Compassion and orisons for opioid victims

Compassion and orisons for opioid victims

Since embalmers and funeral directors are sometimes mentioned humorously “as the last persons to let you down,” I was pleased to read about one compassionate practitioner touched when performing his duties on young opioid victims. As a former English teacher, I thought he reflected tubercular poet Keats’ line when he learned he would die young: “Here lies one whose name was writ in water,” aka gone too soon.

Too many, Gov. Raimondo said recently about our ranking fifth in the nation in such opiate deaths, 1,250 in the last five years, and nationally 33,000 last year alone. It also reminds me of poet John Donne who once decried even the loss of a clod of Europe as diminishing the continent.

We French Canadians are known for our great devotion to the dead, and as a retired college placement counselor, I read many obituaries, curious about the education of the deceased, their jobs or professions, and their promotion of the common good. The remembrance of the dead is one of the great hallmarks of any culture, and also the recommendation of the Old Testament, since almost every decedent has a stay in Purgatory, a way station before heaven, “to brush off the dross from their overall golden deeds.”

Often I’ve heard this orison at funerals: “May their souls and the souls of all the faithful departed, through the mercy of God, rest in peace.” In fact, the great St. John Vianney (the Cure d’Ars‚) for whom many churches are named, like the one in Cumberland, said many will be surprised on the last day about whom are blessed. I became convinced when murderers Timonthy McVeigh and Al Capone died in God’s graces on their deathbed, and of course the Good Thief on the cross with Jesus.

About so many young obituaries recently, I also wondered how many opioid victims there are.

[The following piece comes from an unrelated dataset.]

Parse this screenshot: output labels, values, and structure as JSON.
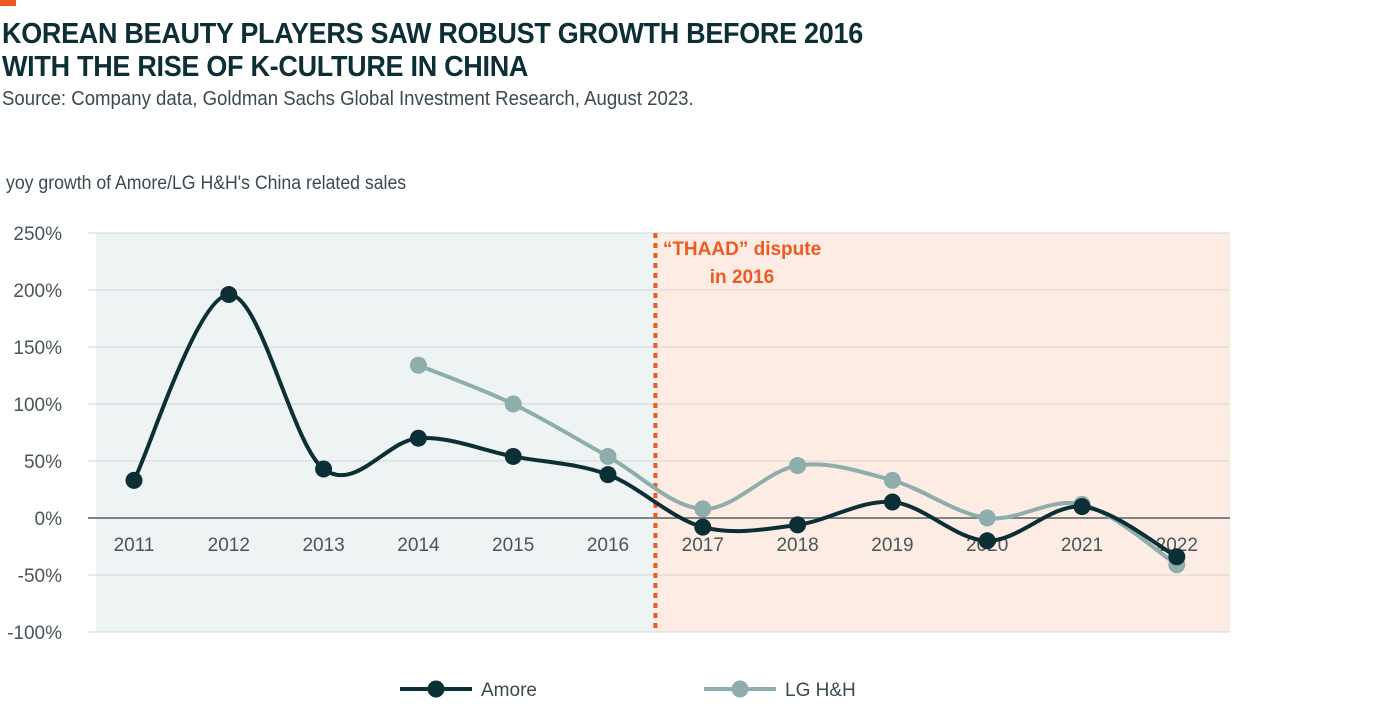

That’s why I admired a mother who revealed that fate in her young son’s obituary, courageously sharing her loss and hopefully a caution to users. Does it lessen their culpability that “this earth is subject to futility,” and that perhaps some opioid victims are “more sinned against than sinning,” as a poet once said? How often is it the curse of poverty, family disruption, neighborhoods as seedbeds of drug use and violence, mediocre education, hollow existence, and lack of moral development?